Dr Assarian has invented a coating method which can be coded to a user’s desired requirements. “It is a very sophisticated technology,” affirms Javaherdashti. “We hope that by being pro-environment, we can prove to the paint and coatings industry that we really don’t need to be polluting our environment in order to protect our assets.”
Drs Assarian and Javaherdashti are currently working to develop this coating on an industrial scale. “The lab results have been beyond our expectations. We can even envisage this antimicrobial coating being applied beyond industrial use, to help reduce likelihood of contamination in more general applications – for example, public places such as train stations, hospitals, schools, shopping malls and the like.”
But the coating is not enough as Dr Javaherdashti stresses that just as important as the material is the application skills of the engineer or technician applying it. Any gap in the coating’s attachment to the substrate is an area vulnerable to corrosion, rendering the coating ineffective.

Training and monitoring

Besides treatment, Javaherdashti identifies other aspects of corrosion management which he feels must be addressed, namely a lack of adequate training and irregular monitoring of the systems.

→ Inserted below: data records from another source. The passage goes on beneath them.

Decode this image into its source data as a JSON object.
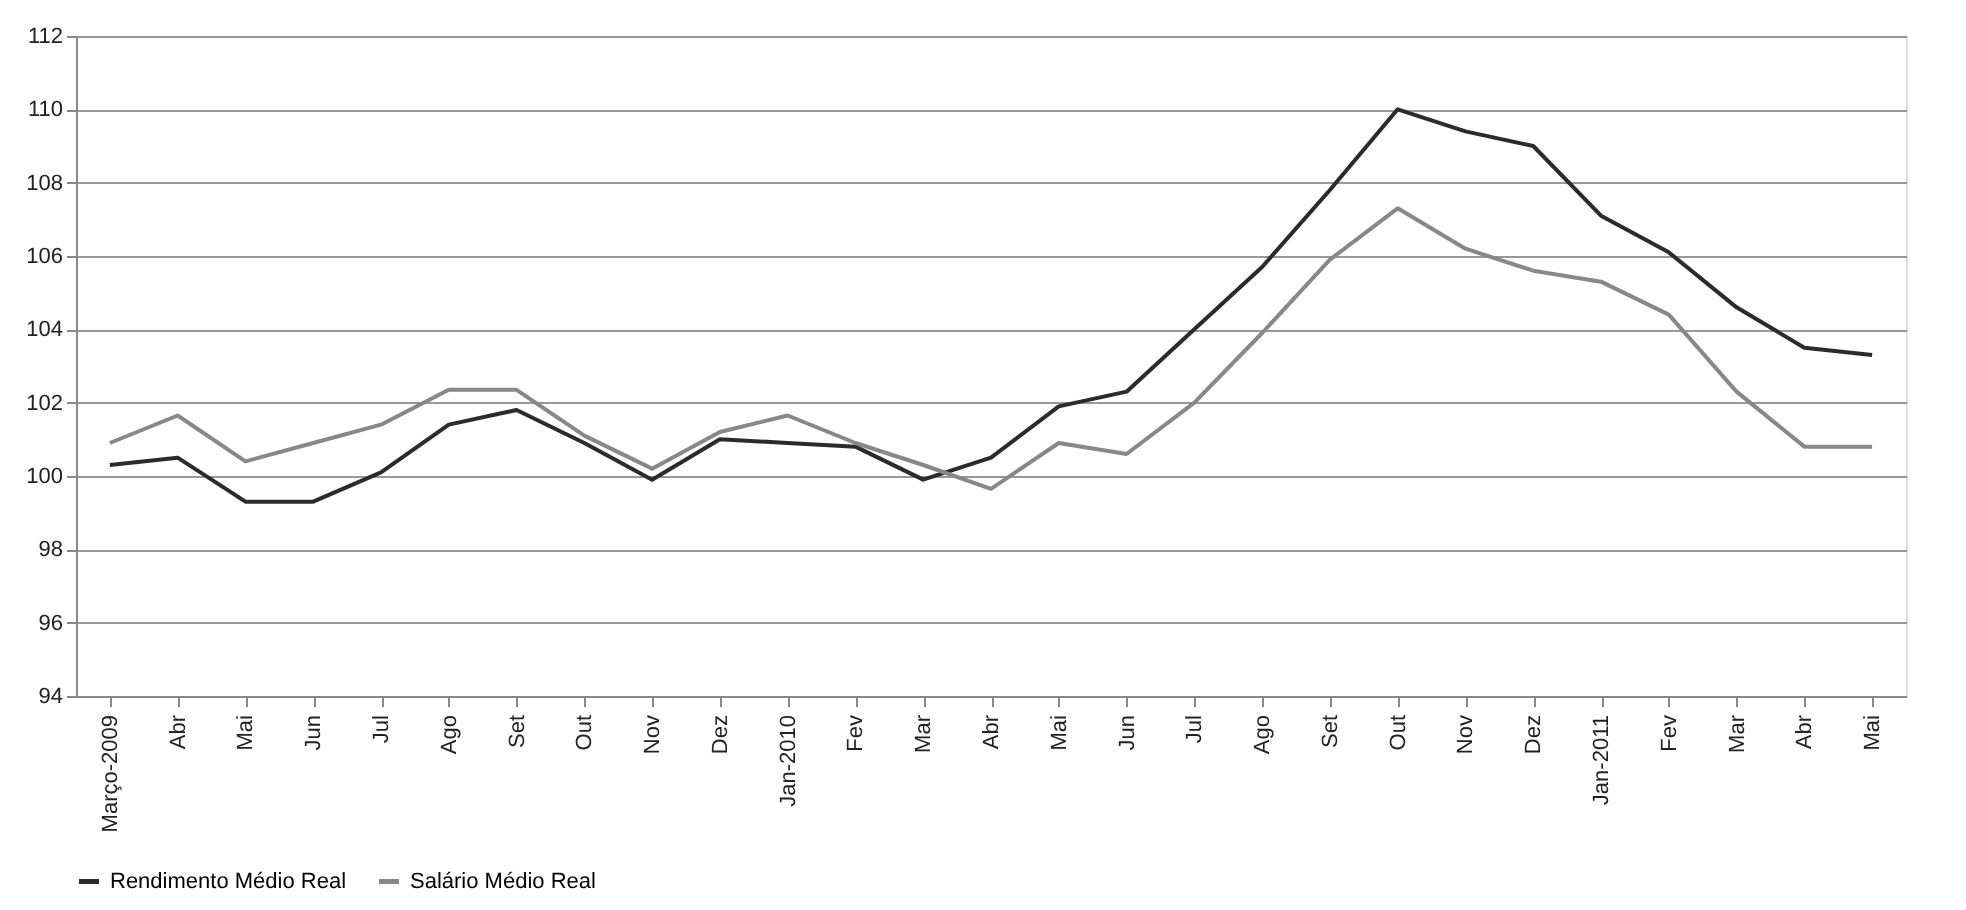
{
  "chart_data": {
    "type": "line",
    "categories": [
      "Março-2009",
      "Abr",
      "Mai",
      "Jun",
      "Jul",
      "Ago",
      "Set",
      "Out",
      "Nov",
      "Dez",
      "Jan-2010",
      "Fev",
      "Mar",
      "Abr",
      "Mai",
      "Jun",
      "Jul",
      "Ago",
      "Set",
      "Out",
      "Nov",
      "Dez",
      "Jan-2011",
      "Fev",
      "Mar",
      "Abr",
      "Mai"
    ],
    "series": [
      {
        "name": "Rendimento Médio Real",
        "color": "#2b2b2b",
        "values": [
          100.3,
          100.5,
          99.3,
          99.3,
          100.1,
          101.4,
          101.8,
          100.9,
          99.9,
          101.0,
          100.9,
          100.8,
          99.9,
          100.5,
          101.9,
          102.3,
          104.0,
          105.7,
          107.8,
          110.0,
          109.4,
          109.0,
          107.1,
          106.1,
          104.6,
          103.5,
          103.3
        ]
      },
      {
        "name": "Salário Médio Real",
        "color": "#888888",
        "values": [
          100.9,
          101.65,
          100.4,
          100.9,
          101.4,
          102.35,
          102.35,
          101.1,
          100.2,
          101.2,
          101.65,
          100.9,
          100.3,
          99.65,
          100.9,
          100.6,
          102.0,
          103.9,
          105.9,
          107.3,
          106.2,
          105.6,
          105.3,
          104.4,
          102.3,
          100.8,
          100.8
        ]
      }
    ],
    "ylim": [
      94,
      112
    ],
    "yticks": [
      94,
      96,
      98,
      100,
      102,
      104,
      106,
      108,
      110,
      112
    ],
    "grid": "y",
    "legend": "bottom",
    "line_style": "solid",
    "marker": "none"
  }
}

“There is a serious knowledge gap in this industry, and it needs to be addressed,” he says. “There needs to be a better understanding of what corrosion is, and what it is not, how to manage it, the pros and cons of various methods for identifying and treating MIC. These are things that can only be covered fully in training programmes.” He has noticed that the younger generations of corrosion experts are coming mostly from China, whereas the European pool of experts are either approaching retirement or have already retired, thus leading towards an inevitable drain of knowledge and experience particularly in the field of MIC.

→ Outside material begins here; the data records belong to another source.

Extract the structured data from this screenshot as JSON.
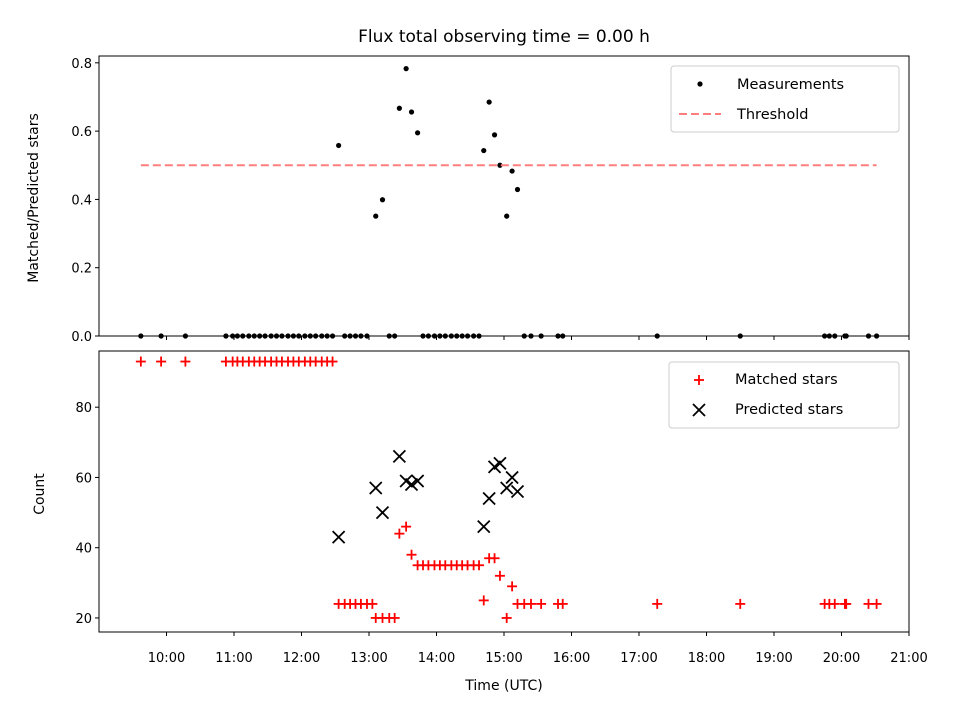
{
  "chart_data": [
    {
      "type": "scatter",
      "title": "Flux total observing time = 0.00 h",
      "xlabel": "",
      "ylabel": "Matched/Predicted stars",
      "xlim": [
        9.0,
        21.0
      ],
      "ylim": [
        0.0,
        0.82
      ],
      "yticks": [
        0.0,
        0.2,
        0.4,
        0.6,
        0.8
      ],
      "ytick_labels": [
        "0.0",
        "0.2",
        "0.4",
        "0.6",
        "0.8"
      ],
      "legend_position": "top-right",
      "grid": false,
      "series": [
        {
          "name": "Measurements",
          "kind": "scatter",
          "marker": "dot",
          "color": "#000000",
          "points": [
            [
              9.62,
              0
            ],
            [
              9.92,
              0
            ],
            [
              10.28,
              0
            ],
            [
              10.88,
              0
            ],
            [
              10.98,
              0
            ],
            [
              11.05,
              0
            ],
            [
              11.13,
              0
            ],
            [
              11.22,
              0
            ],
            [
              11.3,
              0
            ],
            [
              11.38,
              0
            ],
            [
              11.46,
              0
            ],
            [
              11.55,
              0
            ],
            [
              11.63,
              0
            ],
            [
              11.71,
              0
            ],
            [
              11.8,
              0
            ],
            [
              11.88,
              0
            ],
            [
              11.96,
              0
            ],
            [
              12.05,
              0
            ],
            [
              12.13,
              0
            ],
            [
              12.21,
              0
            ],
            [
              12.3,
              0
            ],
            [
              12.38,
              0
            ],
            [
              12.46,
              0
            ],
            [
              12.55,
              0.558
            ],
            [
              12.64,
              0
            ],
            [
              12.72,
              0
            ],
            [
              12.8,
              0
            ],
            [
              12.88,
              0
            ],
            [
              12.97,
              0
            ],
            [
              13.1,
              0.351
            ],
            [
              13.2,
              0.399
            ],
            [
              13.3,
              0
            ],
            [
              13.38,
              0
            ],
            [
              13.45,
              0.667
            ],
            [
              13.55,
              0.783
            ],
            [
              13.63,
              0.656
            ],
            [
              13.72,
              0.595
            ],
            [
              13.8,
              0
            ],
            [
              13.88,
              0
            ],
            [
              13.97,
              0
            ],
            [
              14.05,
              0
            ],
            [
              14.13,
              0
            ],
            [
              14.22,
              0
            ],
            [
              14.3,
              0
            ],
            [
              14.38,
              0
            ],
            [
              14.46,
              0
            ],
            [
              14.55,
              0
            ],
            [
              14.63,
              0
            ],
            [
              14.7,
              0.543
            ],
            [
              14.78,
              0.685
            ],
            [
              14.86,
              0.589
            ],
            [
              14.94,
              0.5
            ],
            [
              15.04,
              0.351
            ],
            [
              15.12,
              0.483
            ],
            [
              15.2,
              0.429
            ],
            [
              15.3,
              0
            ],
            [
              15.4,
              0
            ],
            [
              15.55,
              0
            ],
            [
              15.8,
              0
            ],
            [
              15.87,
              0
            ],
            [
              17.27,
              0
            ],
            [
              18.5,
              0
            ],
            [
              19.75,
              0
            ],
            [
              19.82,
              0
            ],
            [
              19.9,
              0
            ],
            [
              20.05,
              0
            ],
            [
              20.07,
              0
            ],
            [
              20.4,
              0
            ],
            [
              20.52,
              0
            ]
          ]
        },
        {
          "name": "Threshold",
          "kind": "line",
          "style": "dashed",
          "color": "#ff7f7f",
          "points": [
            [
              9.62,
              0.5
            ],
            [
              20.52,
              0.5
            ]
          ]
        }
      ]
    },
    {
      "type": "scatter",
      "title": "",
      "xlabel": "Time (UTC)",
      "ylabel": "Count",
      "xlim": [
        9.0,
        21.0
      ],
      "ylim": [
        16,
        96
      ],
      "yticks": [
        20,
        40,
        60,
        80
      ],
      "ytick_labels": [
        "20",
        "40",
        "60",
        "80"
      ],
      "xticks": [
        10,
        11,
        12,
        13,
        14,
        15,
        16,
        17,
        18,
        19,
        20,
        21
      ],
      "xtick_labels": [
        "10:00",
        "11:00",
        "12:00",
        "13:00",
        "14:00",
        "15:00",
        "16:00",
        "17:00",
        "18:00",
        "19:00",
        "20:00",
        "21:00"
      ],
      "legend_position": "top-right",
      "grid": false,
      "series": [
        {
          "name": "Matched stars",
          "kind": "scatter",
          "marker": "plus",
          "color": "#ff0000",
          "points": [
            [
              9.62,
              93
            ],
            [
              9.92,
              93
            ],
            [
              10.28,
              93
            ],
            [
              10.88,
              93
            ],
            [
              10.98,
              93
            ],
            [
              11.05,
              93
            ],
            [
              11.13,
              93
            ],
            [
              11.22,
              93
            ],
            [
              11.3,
              93
            ],
            [
              11.38,
              93
            ],
            [
              11.46,
              93
            ],
            [
              11.55,
              93
            ],
            [
              11.63,
              93
            ],
            [
              11.71,
              93
            ],
            [
              11.8,
              93
            ],
            [
              11.88,
              93
            ],
            [
              11.96,
              93
            ],
            [
              12.05,
              93
            ],
            [
              12.13,
              93
            ],
            [
              12.21,
              93
            ],
            [
              12.3,
              93
            ],
            [
              12.38,
              93
            ],
            [
              12.46,
              93
            ],
            [
              12.55,
              24
            ],
            [
              12.64,
              24
            ],
            [
              12.72,
              24
            ],
            [
              12.8,
              24
            ],
            [
              12.88,
              24
            ],
            [
              12.97,
              24
            ],
            [
              13.05,
              24
            ],
            [
              13.1,
              20
            ],
            [
              13.2,
              20
            ],
            [
              13.3,
              20
            ],
            [
              13.38,
              20
            ],
            [
              13.45,
              44
            ],
            [
              13.55,
              46
            ],
            [
              13.63,
              38
            ],
            [
              13.72,
              35
            ],
            [
              13.8,
              35
            ],
            [
              13.88,
              35
            ],
            [
              13.97,
              35
            ],
            [
              14.05,
              35
            ],
            [
              14.13,
              35
            ],
            [
              14.22,
              35
            ],
            [
              14.3,
              35
            ],
            [
              14.38,
              35
            ],
            [
              14.46,
              35
            ],
            [
              14.55,
              35
            ],
            [
              14.63,
              35
            ],
            [
              14.7,
              25
            ],
            [
              14.78,
              37
            ],
            [
              14.86,
              37
            ],
            [
              14.94,
              32
            ],
            [
              15.04,
              20
            ],
            [
              15.12,
              29
            ],
            [
              15.2,
              24
            ],
            [
              15.3,
              24
            ],
            [
              15.4,
              24
            ],
            [
              15.55,
              24
            ],
            [
              15.8,
              24
            ],
            [
              15.87,
              24
            ],
            [
              17.27,
              24
            ],
            [
              18.5,
              24
            ],
            [
              19.75,
              24
            ],
            [
              19.82,
              24
            ],
            [
              19.9,
              24
            ],
            [
              20.05,
              24
            ],
            [
              20.07,
              24
            ],
            [
              20.4,
              24
            ],
            [
              20.52,
              24
            ]
          ]
        },
        {
          "name": "Predicted stars",
          "kind": "scatter",
          "marker": "x",
          "color": "#000000",
          "points": [
            [
              12.55,
              43
            ],
            [
              13.1,
              57
            ],
            [
              13.2,
              50
            ],
            [
              13.45,
              66
            ],
            [
              13.55,
              59
            ],
            [
              13.63,
              58
            ],
            [
              13.72,
              59
            ],
            [
              14.7,
              46
            ],
            [
              14.78,
              54
            ],
            [
              14.86,
              63
            ],
            [
              14.94,
              64
            ],
            [
              15.04,
              57
            ],
            [
              15.12,
              60
            ],
            [
              15.2,
              56
            ]
          ]
        }
      ]
    }
  ]
}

And on the topic of monitoring, Dr Javaherdashti promotes a scheduled routine for checking essential assets. “In the cases mentioned at the beginning, there were explosions, fires and, in the worst cases, fatalities – all of these can be avoided through a careful and regular corrosion monitoring system, in which MIC is also taken into account.” But this requires support which Dr Javaherdashti feels is lacking.
“We don’t currently have clear standards for this,” he says. “We have those for carrying out hydrotests in heat exchangers, or to inspect welding, and so on. But in MIC, we rely solely on the knowledge of the individual engineer working with the equipment – there are no set standards for MIC inspection.”

Spread the word

“In a LinkedIn post in September 2021, Egbert Stremmelaer, Managing Director of the Dutch association ‘ION’ (association of Industrial Surface Treatments) estimated that the minimum annual cost of corrosion to the Dutch economy was EUR20 billion per year – if this is indeed accurate, it would be fair to estimate a similar number across the EU, and including the UK.”

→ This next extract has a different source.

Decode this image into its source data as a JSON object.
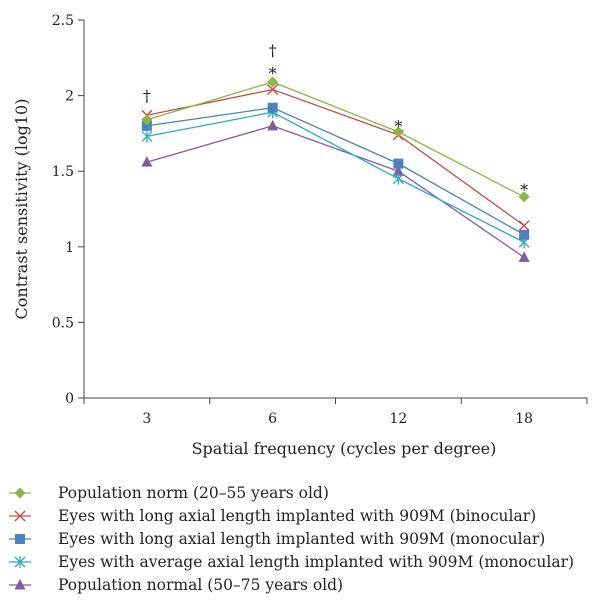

“Losing that amount of money per year for a country the size of Netherlands is no joke,” Dr Javaherdashti goes on to say. “And if we can assume that even 10% of this figure attributes to MIC, this is EUR2 billion per year. These are just relating to the direct cost of corrosion, let alone the indirect costs such as detrimental effects on the environment. But we have found that it is possible to save around 37% of this loss through more training and regular monitoring.”
Due to these figures and cases, Dr Javaherdashti feels the need to be spread the word urgently. “We have so much coverage over the topic of energy right now, but MIC is a big part of that we need to be discussing it more widely. Waste of material is just as important as following the green energy transition and it mainly comes about through corrosion. We need to spread the word about its dangers and costs.”